The Settlement Aftermath
Myron Levin covered the tobacco industry for the Los Angeles Times for many years and is also the founder of the health and safety news site Fair Warning. He says talking states into spending settlement money on tobacco prevention is a tough sell.
To show the settlement was not just a big money grab, Levin says, there was definitely a feeling that states had a moral obligation to spend at least a sizeable chunk of money on programs to help people quit smoking and to prevent kids from starting.
“So it was understood without being codified into the agreement that states would make a big investment in this,” he says. “They haven’t.”
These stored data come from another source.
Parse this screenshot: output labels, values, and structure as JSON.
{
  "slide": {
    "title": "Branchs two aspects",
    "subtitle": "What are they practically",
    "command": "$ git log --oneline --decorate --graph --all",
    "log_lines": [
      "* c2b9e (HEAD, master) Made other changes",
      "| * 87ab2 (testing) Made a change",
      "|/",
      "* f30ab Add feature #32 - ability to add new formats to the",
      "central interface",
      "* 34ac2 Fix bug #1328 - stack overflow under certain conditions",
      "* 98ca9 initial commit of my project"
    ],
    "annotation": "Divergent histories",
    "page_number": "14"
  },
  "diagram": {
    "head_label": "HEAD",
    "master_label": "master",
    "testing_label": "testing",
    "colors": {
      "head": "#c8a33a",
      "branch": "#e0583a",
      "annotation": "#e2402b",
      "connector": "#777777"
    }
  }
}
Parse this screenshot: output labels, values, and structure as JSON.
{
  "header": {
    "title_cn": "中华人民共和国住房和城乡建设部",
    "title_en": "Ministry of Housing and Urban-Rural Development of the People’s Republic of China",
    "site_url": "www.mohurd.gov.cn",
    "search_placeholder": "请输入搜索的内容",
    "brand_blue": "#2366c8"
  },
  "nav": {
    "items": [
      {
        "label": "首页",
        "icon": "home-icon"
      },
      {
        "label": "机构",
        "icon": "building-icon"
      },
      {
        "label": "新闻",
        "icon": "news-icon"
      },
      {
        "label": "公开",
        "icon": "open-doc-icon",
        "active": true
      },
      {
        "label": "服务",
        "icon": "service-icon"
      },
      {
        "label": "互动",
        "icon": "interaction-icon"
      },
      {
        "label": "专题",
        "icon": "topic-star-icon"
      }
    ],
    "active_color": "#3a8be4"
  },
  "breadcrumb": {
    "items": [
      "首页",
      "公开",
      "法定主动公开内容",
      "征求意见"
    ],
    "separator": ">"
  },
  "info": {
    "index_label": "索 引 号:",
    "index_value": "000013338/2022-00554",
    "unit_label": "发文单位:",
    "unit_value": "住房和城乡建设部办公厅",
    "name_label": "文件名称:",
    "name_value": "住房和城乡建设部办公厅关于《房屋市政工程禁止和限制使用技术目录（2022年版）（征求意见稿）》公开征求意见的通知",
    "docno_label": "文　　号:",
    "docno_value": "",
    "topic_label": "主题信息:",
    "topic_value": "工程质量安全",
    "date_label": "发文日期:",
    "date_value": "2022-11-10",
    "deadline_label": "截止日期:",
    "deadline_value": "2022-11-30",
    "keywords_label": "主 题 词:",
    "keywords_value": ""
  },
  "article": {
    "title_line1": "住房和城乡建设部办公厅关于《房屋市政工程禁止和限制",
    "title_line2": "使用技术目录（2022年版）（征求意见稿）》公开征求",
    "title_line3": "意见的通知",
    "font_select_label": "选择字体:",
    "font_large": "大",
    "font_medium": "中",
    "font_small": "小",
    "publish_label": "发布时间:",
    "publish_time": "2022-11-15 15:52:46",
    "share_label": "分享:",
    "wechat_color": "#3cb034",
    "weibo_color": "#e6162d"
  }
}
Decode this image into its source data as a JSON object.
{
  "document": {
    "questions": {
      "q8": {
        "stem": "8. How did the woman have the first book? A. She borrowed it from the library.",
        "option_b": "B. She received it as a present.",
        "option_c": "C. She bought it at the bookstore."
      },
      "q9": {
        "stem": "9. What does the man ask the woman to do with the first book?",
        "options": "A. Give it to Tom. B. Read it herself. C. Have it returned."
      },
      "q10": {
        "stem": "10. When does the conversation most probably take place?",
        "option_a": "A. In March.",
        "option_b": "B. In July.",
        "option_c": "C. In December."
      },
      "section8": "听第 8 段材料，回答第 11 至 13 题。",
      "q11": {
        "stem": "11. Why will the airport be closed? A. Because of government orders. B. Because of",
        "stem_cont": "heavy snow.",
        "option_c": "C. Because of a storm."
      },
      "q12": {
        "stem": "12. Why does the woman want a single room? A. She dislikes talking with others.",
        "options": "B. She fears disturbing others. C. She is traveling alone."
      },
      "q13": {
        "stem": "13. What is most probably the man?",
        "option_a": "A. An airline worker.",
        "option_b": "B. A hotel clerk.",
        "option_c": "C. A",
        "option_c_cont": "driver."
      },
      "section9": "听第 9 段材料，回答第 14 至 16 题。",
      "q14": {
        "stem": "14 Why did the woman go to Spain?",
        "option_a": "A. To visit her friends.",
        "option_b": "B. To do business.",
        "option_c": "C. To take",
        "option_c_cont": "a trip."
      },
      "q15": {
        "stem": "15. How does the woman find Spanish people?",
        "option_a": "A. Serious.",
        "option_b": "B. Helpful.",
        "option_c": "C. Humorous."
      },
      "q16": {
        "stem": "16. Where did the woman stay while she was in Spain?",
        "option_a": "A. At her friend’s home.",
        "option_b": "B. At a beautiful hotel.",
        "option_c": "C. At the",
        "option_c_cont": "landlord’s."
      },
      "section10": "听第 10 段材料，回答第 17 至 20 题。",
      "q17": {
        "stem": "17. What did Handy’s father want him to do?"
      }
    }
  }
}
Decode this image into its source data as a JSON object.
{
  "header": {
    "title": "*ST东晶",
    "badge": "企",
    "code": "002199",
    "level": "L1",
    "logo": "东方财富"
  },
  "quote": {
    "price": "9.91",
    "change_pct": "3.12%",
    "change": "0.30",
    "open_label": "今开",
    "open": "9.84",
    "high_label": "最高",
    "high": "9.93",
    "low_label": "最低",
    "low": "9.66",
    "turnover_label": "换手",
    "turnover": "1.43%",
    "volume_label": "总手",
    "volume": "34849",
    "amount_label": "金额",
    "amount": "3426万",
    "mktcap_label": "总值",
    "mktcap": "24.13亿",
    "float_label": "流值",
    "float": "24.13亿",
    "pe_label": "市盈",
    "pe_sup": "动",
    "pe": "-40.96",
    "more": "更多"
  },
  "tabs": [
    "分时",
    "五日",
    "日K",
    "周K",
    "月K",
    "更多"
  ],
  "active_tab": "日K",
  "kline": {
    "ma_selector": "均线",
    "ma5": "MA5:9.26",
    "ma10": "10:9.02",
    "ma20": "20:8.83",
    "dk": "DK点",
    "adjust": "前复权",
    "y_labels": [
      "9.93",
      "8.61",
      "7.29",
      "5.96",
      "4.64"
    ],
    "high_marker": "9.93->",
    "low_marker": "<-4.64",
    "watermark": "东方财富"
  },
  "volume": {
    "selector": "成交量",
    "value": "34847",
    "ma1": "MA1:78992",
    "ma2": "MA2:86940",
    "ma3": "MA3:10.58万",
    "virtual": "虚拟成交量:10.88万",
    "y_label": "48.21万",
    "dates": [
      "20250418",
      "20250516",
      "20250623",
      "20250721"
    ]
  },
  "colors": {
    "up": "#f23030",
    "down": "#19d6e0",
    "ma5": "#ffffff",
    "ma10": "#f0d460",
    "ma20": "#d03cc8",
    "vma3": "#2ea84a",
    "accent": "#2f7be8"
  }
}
To help guide state governments, in 2007 the Centers for Disease Control and Prevention recommended that states reinvest 14 percent of the money from the settlement and tobacco taxes in anti-smoking programs. But most state governments have decided to prioritize other things: Colorado has spent tens of millions of its share to support a literacy program, while Kentucky has invested half of its money in agricultural programs.
“What states have actually done has fluctuated year by year … but it’s never come close to 14 percent,” Levin says. “There are some fairly notorious cases of money being used for fixing potholes, for tax relief [and] for financial assistance for tobacco farmers.”
Levin says some states don’t have any money coming in anymore because they securitized their future payments with an investor in order to receive a lump sum. That lump sum often went into their state’s general fund.
For its part, the tobacco industry has managed to weather the settlement fairly well. New products like smokeless tobacco and electronic cigarettes have put many companies on the road to big sales, Levin says.
“When you are supplying the most widely used addictive product in the world, you have certain advantages,” he says. “Their cash flows remain enormous.”
One indirect effect of the settlement, Levin says, is legislation that gave the Federal Drug Administration control over tobacco products. President Obama signed the law in 2009.
“Something that could happen, although I wouldn’t put a lot of money on it, is they could ratchet down the allowable levels of nicotine in cigarettes to a level that is essentially nonaddictive,” he says. “That would be a total game changer.”
Nonaddictive cigarettes would indeed be a game changer for people like Susan Hallock, an attendee at the class in Orange County, who says she desperately wants to quit.
“I feel ashamed,” she says. “I feel like I have to hide my hand with the cigarette in it.”
But the nicotine keeps her coming back, over and over. “I’ll smoke like six to eight months and quit. Or a month and quit. It’s just different every time.”
She’s hoping that this time, with the help of the free class, she’ll be successful. And she has a real chance: The program has a 50 percent success rate for adults like her.